12 Fév

Pourquoi Jirô Taniguchi était-il autant apprécié en Europe ?

© Jirô Taniguchi / Casterman

© Jirô Taniguchi / Casterman

L’auteur de bande dessinée japonais est décédé samedi 11 février à l’âge de 69 ans. Depuis 1995, ses albums traduits en français rencontrent un succès considérable, bien au delà du cercle des amoureux habituels du neuvième art, un peu à l’image d’un Bilal, d’un Bourgeon ou d’un Pratt. Mais quelles sont les raisons de ce succès ?
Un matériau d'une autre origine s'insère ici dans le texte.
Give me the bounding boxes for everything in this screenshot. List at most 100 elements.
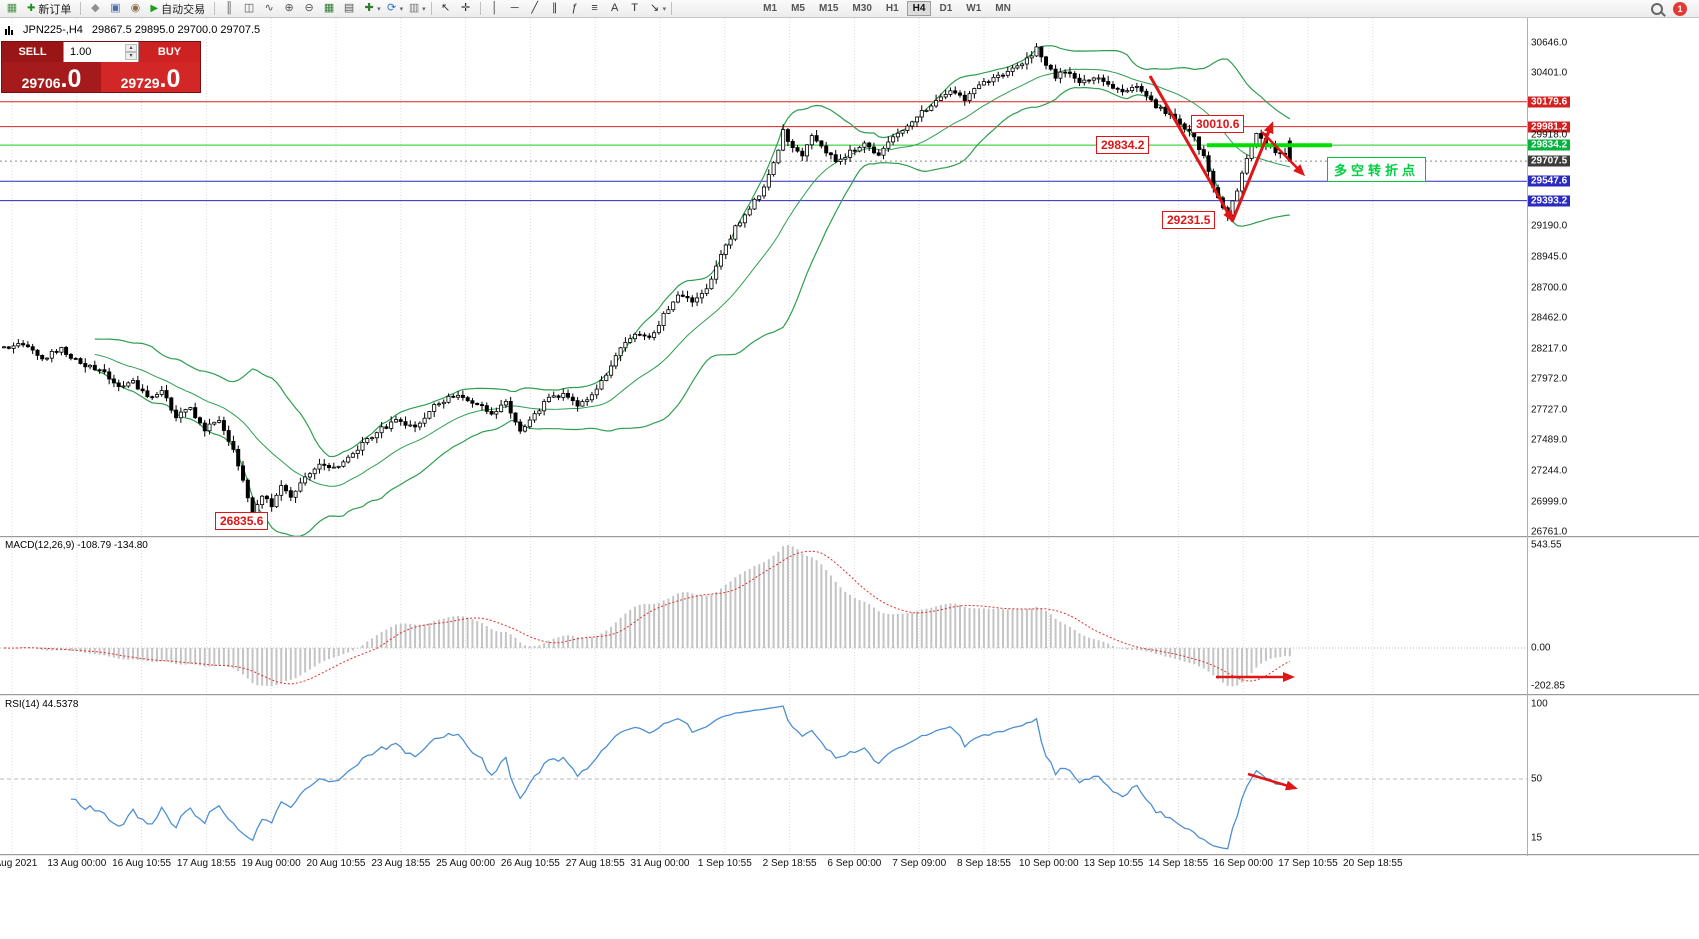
time-axis-label: 16 Aug 10:55 bbox=[112, 858, 172, 869]
new-chart-icon[interactable]: ▦ bbox=[6, 2, 18, 14]
macd-indicator-label: MACD(12,26,9) -108.79 -134.80 bbox=[5, 540, 148, 551]
volume-input[interactable] bbox=[64, 42, 138, 62]
buy-button[interactable]: BUY bbox=[139, 42, 200, 62]
text-label-icon[interactable]: T bbox=[631, 2, 638, 14]
arrows-tool-icon[interactable]: ↘ bbox=[650, 2, 660, 14]
time-axis-label: 1 Aug 2021 bbox=[0, 858, 38, 869]
timeframe-h4[interactable]: H4 bbox=[906, 1, 932, 16]
volume-spinner: ▴ ▾ bbox=[125, 42, 137, 62]
fibonacci-icon[interactable]: ƒ bbox=[571, 2, 578, 14]
volume-spin-up[interactable]: ▴ bbox=[125, 44, 137, 52]
periods-icon[interactable]: ⟳ bbox=[387, 2, 397, 14]
vertical-line-icon[interactable]: │ bbox=[491, 2, 499, 14]
toolbar-separator bbox=[214, 2, 216, 15]
timeframe-m1[interactable]: M1 bbox=[763, 3, 778, 14]
price-tag: 29707.5 bbox=[1528, 155, 1571, 167]
time-axis-label: 19 Aug 00:00 bbox=[241, 858, 301, 869]
templates-icon[interactable]: ▥ bbox=[408, 2, 420, 14]
arrows-tool-caret-icon[interactable]: ▾ bbox=[662, 5, 667, 13]
buy-price-display[interactable]: 29729.0 bbox=[101, 62, 200, 92]
line-chart-type-icon[interactable]: ∿ bbox=[264, 2, 274, 14]
price-axis-label: 30646.0 bbox=[1531, 37, 1568, 49]
time-axis-label: 17 Sep 10:55 bbox=[1278, 858, 1338, 869]
annotation-red[interactable]: 29834.2 bbox=[1096, 136, 1150, 154]
autotrading-button[interactable]: ▶ 自动交易 bbox=[145, 1, 210, 17]
new-order-icon: ✚ bbox=[27, 3, 36, 14]
time-axis-label: 13 Aug 00:00 bbox=[47, 858, 107, 869]
time-axis-label: 13 Sep 10:55 bbox=[1083, 858, 1144, 869]
horizontal-line-icon[interactable]: ─ bbox=[510, 2, 519, 14]
trend-arrow bbox=[1230, 121, 1274, 223]
timeframe-h1[interactable]: H1 bbox=[885, 3, 899, 14]
chart-icon bbox=[5, 25, 14, 35]
time-axis-label: 17 Aug 18:55 bbox=[176, 858, 236, 869]
timeframe-m30[interactable]: M30 bbox=[852, 3, 872, 14]
notification-badge[interactable]: 1 bbox=[1673, 1, 1687, 16]
timeframe-mn[interactable]: MN bbox=[995, 3, 1011, 14]
time-axis-label: 25 Aug 00:00 bbox=[436, 858, 496, 869]
candle-chart-type-icon[interactable]: ◫ bbox=[243, 2, 255, 14]
annotation-green[interactable]: 多空转折点 bbox=[1327, 157, 1427, 182]
sell-button[interactable]: SELL bbox=[2, 42, 63, 62]
shapes-icon[interactable]: ≡ bbox=[591, 2, 598, 14]
time-axis-label: 27 Aug 18:55 bbox=[565, 858, 625, 869]
new-order-button[interactable]: ✚ 新订单 bbox=[22, 1, 76, 17]
time-axis-label: 14 Sep 18:55 bbox=[1148, 858, 1209, 869]
zoom-out-icon[interactable]: ⊖ bbox=[304, 2, 314, 14]
profiles-icon[interactable]: ▣ bbox=[110, 2, 121, 14]
charts-list-icon[interactable]: ◆ bbox=[91, 2, 100, 14]
price-axis-label: 29190.0 bbox=[1531, 220, 1568, 232]
cursor-icon[interactable]: ↖ bbox=[441, 2, 451, 14]
new-order-button-label: 新订单 bbox=[38, 3, 72, 16]
sell-price-display[interactable]: 29706.0 bbox=[2, 62, 101, 92]
terminal-icon[interactable]: ◉ bbox=[130, 2, 141, 14]
periods-caret-icon[interactable]: ▾ bbox=[399, 5, 404, 13]
indicators-icon[interactable]: ✚ bbox=[364, 2, 374, 14]
price-axis-label: 26761.0 bbox=[1531, 526, 1568, 538]
time-axis-label: 31 Aug 00:00 bbox=[630, 858, 690, 869]
timeframe-m15[interactable]: M15 bbox=[818, 3, 839, 14]
timeframe-w1[interactable]: W1 bbox=[966, 3, 982, 14]
crosshair-icon[interactable]: ✛ bbox=[461, 2, 471, 14]
search-icon[interactable] bbox=[1651, 2, 1663, 15]
trend-arrow bbox=[1148, 75, 1234, 223]
time-axis-label: 10 Sep 00:00 bbox=[1019, 858, 1079, 869]
price-axis-label: 50 bbox=[1531, 773, 1543, 785]
time-axis-separator bbox=[0, 854, 1699, 856]
rsi-panel-separator[interactable] bbox=[0, 694, 1699, 696]
tile-windows-icon[interactable]: ▦ bbox=[323, 2, 335, 14]
price-axis-label: 26999.0 bbox=[1531, 496, 1568, 508]
volume-spin-down[interactable]: ▾ bbox=[125, 52, 137, 60]
zoom-in-icon[interactable]: ⊕ bbox=[284, 2, 294, 14]
annotation-red[interactable]: 26835.6 bbox=[215, 512, 269, 530]
price-axis-label: 28700.0 bbox=[1531, 282, 1568, 294]
price-axis-label: 0.00 bbox=[1531, 642, 1551, 654]
chart-symbol-info: JPN225-,H4 29867.5 29895.0 29700.0 29707… bbox=[5, 24, 260, 36]
toolbar-right: 1 bbox=[1651, 1, 1699, 16]
toolbar-separator bbox=[430, 2, 432, 15]
trendline-icon[interactable]: ╱ bbox=[531, 2, 538, 14]
timeframe-m5[interactable]: M5 bbox=[791, 3, 805, 14]
text-icon[interactable]: A bbox=[610, 2, 619, 14]
bar-chart-type-icon[interactable]: ║ bbox=[225, 2, 233, 14]
rsi-indicator-label: RSI(14) 44.5378 bbox=[5, 699, 79, 710]
timeframe-d1[interactable]: D1 bbox=[939, 3, 953, 14]
autotrading-icon: ▶ bbox=[150, 3, 159, 14]
price-tag: 30179.6 bbox=[1528, 96, 1571, 108]
toolbar-separator bbox=[671, 2, 673, 15]
templates-caret-icon[interactable]: ▾ bbox=[422, 5, 426, 13]
annotation-red[interactable]: 30010.6 bbox=[1191, 115, 1245, 133]
time-axis-label: 1 Sep 10:55 bbox=[697, 858, 752, 869]
annotation-red[interactable]: 29231.5 bbox=[1162, 211, 1216, 229]
time-axis-label: 16 Sep 00:00 bbox=[1213, 858, 1273, 869]
channel-icon[interactable]: ∥ bbox=[551, 2, 558, 14]
arrange-windows-icon[interactable]: ▤ bbox=[343, 2, 355, 14]
indicators-caret-icon[interactable]: ▾ bbox=[377, 5, 381, 13]
volume-field: ▴ ▾ bbox=[63, 42, 139, 62]
macd-panel-separator[interactable] bbox=[0, 536, 1699, 538]
price-tag: 29393.2 bbox=[1528, 195, 1571, 207]
trend-arrow bbox=[1261, 131, 1306, 177]
autotrading-button-label: 自动交易 bbox=[161, 3, 206, 16]
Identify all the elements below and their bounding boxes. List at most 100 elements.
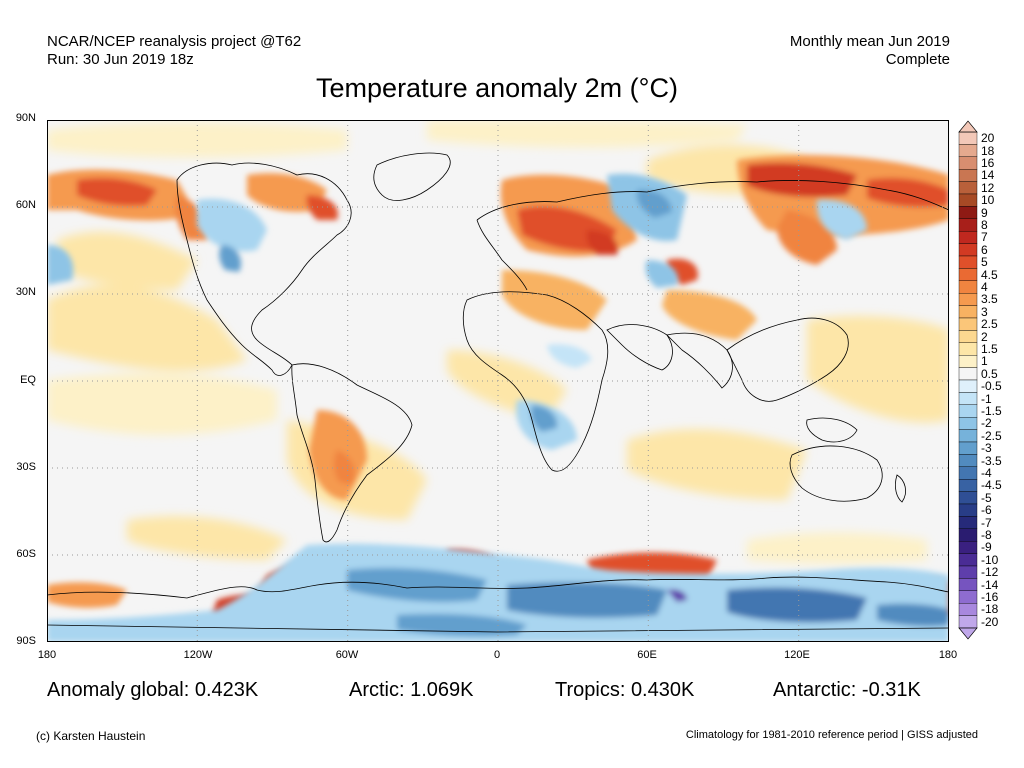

Jirô Taniguchi n’est pas le seul auteur de mangas à avoir percé sur le territoire européen, bien évidemment. Ils sont des centaines à s’y être fait un nom avec des personnages et des séries aujourd’hui mythiques. Dragon Ball hier (plusieurs millions d’exemplaires vendus), One-Punch Man (265 000 ex. en 2016 pour le 1er tome) ou  Ki & Hi (230 000 ex.  en 2016 pour le 1er tome) aujourd’hui, les mangas font partie de notre paysage culturel depuis maintenant une trentaine d’années, depuis que, pour simplifier, Glénat a publié Akira d’Otomo. C’était en 1990.

Pour le grand public de l’époque, le manga se résume alors à des aventures violentes. Akira et Dragon Ball l’étaient effectivement mais pas seulement. Dans le flot des titres qui vont littéralement inonder le marché francophone, Jirô Taniguchi apparaît comme un extra-terrestre. En 1995, les éditions Casterman publient son premier ouvrage traduit en français, L’Homme qui marche. Rien à voir, absolument, avec ce qui est alors produit massivement. Son dessin, son univers, influencés par la bande dessinée européenne, parlent aux lecteurs de BD mais aussi aux lecteurs de mangas, de romans graphiques et de littérature classique. Ils parlent aussi de façon homogène aux hommes et aux femmes, aux jeunes et aux plus âgés. Un public large en somme conquis dès le début, dès L’homme qui marche, où la contemplation est à la base de l’aventure. 

Suivent Le chien Blanco, Le Journal de mon père, Au temps de Botchan, Quartier lointain, L’orme du Caucase, Le Sommet des dieux, Le Gourmet solitaire… plus récemment Les Gardiens du Louvre, Elle s’appelait Tomoji… tous des petits chefs d’oeuvre de récits intimistes, poétiques, mélancoliques.

Mais pas que ! Benoît Peeters, qui a eu la chance, comme il dit lui-même, de rencontrer Jirô Taniguchi dès le milieu des années 90, de le filmer en 2004 dans son atelier pour un documentaire produit par Arte, écrit dans une préface à son livre d’entretiens Jirô Taniguchi L’homme qui dessine : « S’émancipant peu à peu des contraintes et des standards de la production industrielle, Jirô Taniguchi est devenu l’un des principaux passeurs entre le monde des mangas et celui de la bande dessinée. Mais il est surtout, tous domaines, confondus, l’auteur d’une des oeuvres les plus fortes et les plus universelles de notre temps ».

Universelle ! C’est bien là qu’il faut chercher les raisons de cette popularité. Jirô Taniguchi ne parle pas que de lui, de son pays, il parle de l’homme et de notre monde. Avec curiosité, avec calme, avec sérénité.

Car en plus d’être talentueux, Jirô Taniguchi était un homme « profondément bienveillant et doux », comme l’écrivent les éditions Casterman à l’annonce de son décès. « Si l’humanisme qui traverse toute son œuvre est familier de ses lecteurs, on connaît beaucoup moins l’homme, d’un naturel réservé et plus enclin à laisser ses récits parler à sa place ».

Jirô Taniguchi était étonné de l’engouement suscité en Europe par ses albums. Au journal Les Inrocks qui lui demandait ce que signifiait pour lui la rétrospective présentée au festival d’Angoulême en 2015, Jirô Taniguchi répondait : « C’est un événement qui me fait profondément plaisir et m’honore, bien sûr. Mais je suis aussi un peu inquiet de la façon dont cette exposition sera reçue. Je me demande si mon travail est à la hauteur de l’honneur qui lui est ainsi rendu ».